My t-copula model captures the daily dollar returns of a portfolio of approximately 400 assets. I am curious if there's a generally accepted way to quantify the sensitivity of portfolio movements with respect to the underlying correlation matrix. My first instinct is to try a discrete approximation, such that If C is my correlation matrix, and X is my current returns:
$$\frac{dX}{dC} \sim [X(C + 0.0001) - X(C - 0.0001)] / 0.0002$$
Is this a valid approach? Your help is greatly appreciated!
EDIT: Forgot the outer parentheses on the numerator.
Further Edits from own comments
- I applied a univariate t CDF with 3df to a multivariate t distribution in Python with 3df. Then, having gotten values on (0, 1) I applied the respective inverse probability transform for each of the data to rescale to the original level. I then applied those returns to the previous closing prices and multiplied by the notional tied to the series, and summed the result. My idea in the above was to quantify correlation risk. I chose 0.01% somewhat arbitrarily, but the idea is: how can I perform a correlation / dependency risk attribution?
- I meant to add: the copulas are based on Kendall's tau-b of individual asset returns. I thought the rank correlation part was implied.

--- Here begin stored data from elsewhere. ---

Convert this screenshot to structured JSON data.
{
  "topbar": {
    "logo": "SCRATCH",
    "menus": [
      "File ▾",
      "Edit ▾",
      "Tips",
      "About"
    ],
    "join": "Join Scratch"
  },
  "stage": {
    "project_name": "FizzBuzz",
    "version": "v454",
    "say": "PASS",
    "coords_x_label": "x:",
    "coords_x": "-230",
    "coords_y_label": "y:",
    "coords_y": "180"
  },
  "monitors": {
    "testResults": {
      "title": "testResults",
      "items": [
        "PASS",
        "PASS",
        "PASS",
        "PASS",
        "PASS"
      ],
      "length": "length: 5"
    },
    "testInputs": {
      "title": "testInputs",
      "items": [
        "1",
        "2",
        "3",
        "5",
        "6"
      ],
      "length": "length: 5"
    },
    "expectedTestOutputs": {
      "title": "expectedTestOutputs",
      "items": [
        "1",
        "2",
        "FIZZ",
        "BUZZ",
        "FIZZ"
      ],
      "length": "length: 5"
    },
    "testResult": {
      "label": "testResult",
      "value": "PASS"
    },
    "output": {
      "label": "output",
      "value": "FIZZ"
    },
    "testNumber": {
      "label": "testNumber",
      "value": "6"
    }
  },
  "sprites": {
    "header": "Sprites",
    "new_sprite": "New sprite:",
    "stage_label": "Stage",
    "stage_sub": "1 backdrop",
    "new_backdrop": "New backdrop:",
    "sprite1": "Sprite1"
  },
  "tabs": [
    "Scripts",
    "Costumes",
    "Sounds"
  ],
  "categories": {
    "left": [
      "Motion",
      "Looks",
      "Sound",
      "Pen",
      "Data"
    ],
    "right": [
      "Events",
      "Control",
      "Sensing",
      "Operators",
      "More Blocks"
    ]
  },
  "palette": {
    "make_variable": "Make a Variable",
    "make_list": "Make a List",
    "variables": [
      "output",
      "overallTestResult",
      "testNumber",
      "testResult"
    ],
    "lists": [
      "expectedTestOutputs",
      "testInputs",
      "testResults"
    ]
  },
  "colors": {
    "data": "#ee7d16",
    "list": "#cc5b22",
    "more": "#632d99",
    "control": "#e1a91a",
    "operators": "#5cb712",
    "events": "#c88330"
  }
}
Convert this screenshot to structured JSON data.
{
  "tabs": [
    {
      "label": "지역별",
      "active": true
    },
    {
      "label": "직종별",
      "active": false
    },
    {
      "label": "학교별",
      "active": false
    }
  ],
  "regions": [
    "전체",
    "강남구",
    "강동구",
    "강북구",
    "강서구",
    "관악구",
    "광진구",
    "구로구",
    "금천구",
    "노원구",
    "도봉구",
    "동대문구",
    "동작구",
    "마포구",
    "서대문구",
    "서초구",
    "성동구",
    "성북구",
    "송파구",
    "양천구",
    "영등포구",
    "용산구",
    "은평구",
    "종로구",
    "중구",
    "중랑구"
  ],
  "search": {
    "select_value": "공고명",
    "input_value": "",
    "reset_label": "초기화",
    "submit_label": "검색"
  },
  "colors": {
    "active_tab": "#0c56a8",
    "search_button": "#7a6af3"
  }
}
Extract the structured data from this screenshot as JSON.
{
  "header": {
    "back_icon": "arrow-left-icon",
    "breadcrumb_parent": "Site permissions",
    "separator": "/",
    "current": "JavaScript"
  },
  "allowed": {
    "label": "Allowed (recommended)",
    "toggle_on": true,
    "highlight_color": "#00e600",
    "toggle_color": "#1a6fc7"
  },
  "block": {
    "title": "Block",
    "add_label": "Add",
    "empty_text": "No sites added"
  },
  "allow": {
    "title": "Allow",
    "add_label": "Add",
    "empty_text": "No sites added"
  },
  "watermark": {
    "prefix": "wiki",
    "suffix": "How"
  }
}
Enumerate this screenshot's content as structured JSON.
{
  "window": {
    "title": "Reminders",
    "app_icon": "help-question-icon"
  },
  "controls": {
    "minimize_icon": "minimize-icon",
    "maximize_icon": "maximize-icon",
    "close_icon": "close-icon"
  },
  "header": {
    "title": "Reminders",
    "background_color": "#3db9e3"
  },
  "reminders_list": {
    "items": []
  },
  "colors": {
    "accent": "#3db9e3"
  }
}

- I’m just interested in separating correlation risk from price risk and (as I’m dealing with electricity futures) generation / volume risk
- My question was specifically about correlation risk sensitivity and attribution. I didn’t see a reason to get into VaR. But, since we’re now into that rabbit hole, my VaR simulations are in line with data we’ve seen from our trading desks over the past 500 trading days and across ten books.
- As for correlation selection: copulas feature nonlinear transformations, so a rank correlation matrix is necessary, and Kendall's tau handles ties (which I have) better than Spearman does.
- I’m not optimizing anything. I’m just modeling a VaR for a portfolio of correlated assets. I know from the literature that these are best described using a multivariate t copula with v=3. I estimate the empirical probability distributions of my observed returns. I get my rank correlation matrix. I want to measure my correlation risk and correlation sensitivity.